被選挙権は選挙権より厳しい制限があるのでは?2007年07月25日 22:17

 今回の参議院選挙はいろいろと不思議なことが起きる。元ペルーの大統領という国家元首にあったひとが、日本国籍をもっているとかで、日本の選挙に立候補している。もちろん、参政権は日本では、日本国籍を有するものだけがもっているので、通常は外国の国家元首であった人が日本の参政権をもつはずがない。国際法の原則では、特別な例外がない限り、国籍はひとつしかもつことができないからである。もちろん、日本は二重国籍を原則として認めている国ではない。外国で属地主義を認めている国家で誕生したために、二重国籍をもっている人は、成人したときに、国籍を選択することが必要である。たとえフジモリ氏が、誕生したときに日本国籍を保有する手続きをとっていたとしても、成人したときに選択する必要があったのだし、また、それに気づいたときに選択させる義務が国家の側もあったはずである。しかし、日本政府は欺瞞的にもフジモリ氏の日本国籍を認めて、また、更に今回の立候補を認めているらしい。日本で生まれた混血児に、あれほど冷たい日本が、このような措置をとるとは本当に情けない感じがある。

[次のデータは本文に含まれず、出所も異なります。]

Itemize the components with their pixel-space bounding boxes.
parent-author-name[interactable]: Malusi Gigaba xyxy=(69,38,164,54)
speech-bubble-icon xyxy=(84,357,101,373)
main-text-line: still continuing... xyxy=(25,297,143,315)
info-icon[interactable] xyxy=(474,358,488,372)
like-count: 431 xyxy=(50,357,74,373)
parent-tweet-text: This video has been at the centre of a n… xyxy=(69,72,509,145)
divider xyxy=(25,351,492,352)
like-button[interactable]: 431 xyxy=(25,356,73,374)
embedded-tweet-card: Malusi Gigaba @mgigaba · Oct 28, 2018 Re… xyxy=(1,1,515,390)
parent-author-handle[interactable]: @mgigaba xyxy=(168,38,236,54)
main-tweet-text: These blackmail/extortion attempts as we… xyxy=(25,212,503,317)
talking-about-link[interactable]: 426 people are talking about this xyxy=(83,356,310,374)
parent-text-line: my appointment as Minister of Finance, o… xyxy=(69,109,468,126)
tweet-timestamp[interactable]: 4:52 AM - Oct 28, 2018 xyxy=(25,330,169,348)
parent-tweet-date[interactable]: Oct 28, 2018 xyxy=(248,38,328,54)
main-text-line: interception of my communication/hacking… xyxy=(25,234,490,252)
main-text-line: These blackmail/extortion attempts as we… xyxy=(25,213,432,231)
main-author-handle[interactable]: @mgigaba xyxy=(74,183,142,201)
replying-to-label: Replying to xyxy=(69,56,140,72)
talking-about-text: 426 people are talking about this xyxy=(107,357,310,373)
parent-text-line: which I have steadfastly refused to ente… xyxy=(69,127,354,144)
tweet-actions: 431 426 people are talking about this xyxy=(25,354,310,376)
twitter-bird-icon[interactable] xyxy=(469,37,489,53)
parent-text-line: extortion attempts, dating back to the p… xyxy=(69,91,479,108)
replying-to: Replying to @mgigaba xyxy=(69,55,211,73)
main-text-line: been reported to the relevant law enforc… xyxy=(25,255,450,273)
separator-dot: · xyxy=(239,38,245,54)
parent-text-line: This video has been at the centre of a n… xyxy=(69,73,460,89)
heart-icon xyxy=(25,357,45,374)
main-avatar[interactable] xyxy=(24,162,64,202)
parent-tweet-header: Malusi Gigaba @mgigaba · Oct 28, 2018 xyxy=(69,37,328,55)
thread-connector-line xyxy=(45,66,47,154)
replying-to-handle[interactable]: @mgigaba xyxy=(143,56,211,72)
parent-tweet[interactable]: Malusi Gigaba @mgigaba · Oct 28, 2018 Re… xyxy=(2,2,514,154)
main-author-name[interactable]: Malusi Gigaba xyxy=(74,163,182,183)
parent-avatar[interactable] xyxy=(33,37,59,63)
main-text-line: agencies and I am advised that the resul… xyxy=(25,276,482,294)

 しかし、今回の選挙では別のひどい事例が出現した。元アナウンサーだった自民党の候補が、選挙権がないのだという。アメリカ赴任から帰国したあと、住民登録をしなかったために、選挙権がなく、今回期日前投票をしようとして、わかったというおそまつぶりである。あわせて住民税の滞納疑惑が起こったが、これは納めたとされる。これも実は疑問である。雇い主だったテレビ局が源泉徴収していたかも知れないが、一体どの自治体に源泉徴収していた税金を納めたのだろうか。雇用者の住所録にのっている自治体に払ったとして、自治体側は受け取ったのだろうか。住民でない人の税金をそのまま受け取るというのがおかしいではないか。残念ながら、マスコミはそういうことをきちんと調べた様子がなく、テレビ局の源泉徴収した書類でなっとくしたようだが、同じメディアだから、追求が鈍ったと批判されても仕方ないだろう。いずれにせよ、おかしな現象なのだ。
 それはここではおくとしよう。
 選挙権のない人がなぜ被選挙権があるのか。ここがどうもわからない。もちろん、国政選挙だから、住んでいなくても立候補できるというのはわかる。しかし、それはどこかに住所があり、その住民登録を通して、戸籍の確認ができ、日本人であることを確認できるというのが原則だろう。しかし、某候補の場合には、住民票がないのだから、戸籍等の確認も、「正式書類上」はできないはずだ。また、某候補の場合、外国の赴任地での住民票をたぶん抜いているだろうから、つまり、世界のどこにもいない人間であった可能性がある。そうすると、外国からの立候補というのもできないはずだ。もちろん、過去の記録から、某候補が日本人であり、日本に住んでいることは誰でも知っているといってよい。しかし、それにもかかわらず、選挙権はないとされたのだ。もちろん、あわてて住民登録したろうが、それでは間に合わず選挙権がないのだ。ではなぜ、被選挙権はあるのか。
 もちろん、法律的には説明がつくのだろう。ここでいっているのは、法律の解釈ではない。法律以前の「良識」の問題として、その人の立候補が認められるのは、おかしいのではないか、ということである。いくらなんでも、こんな候補者が当選しないことを祈るのは、あたりまえのことだろう。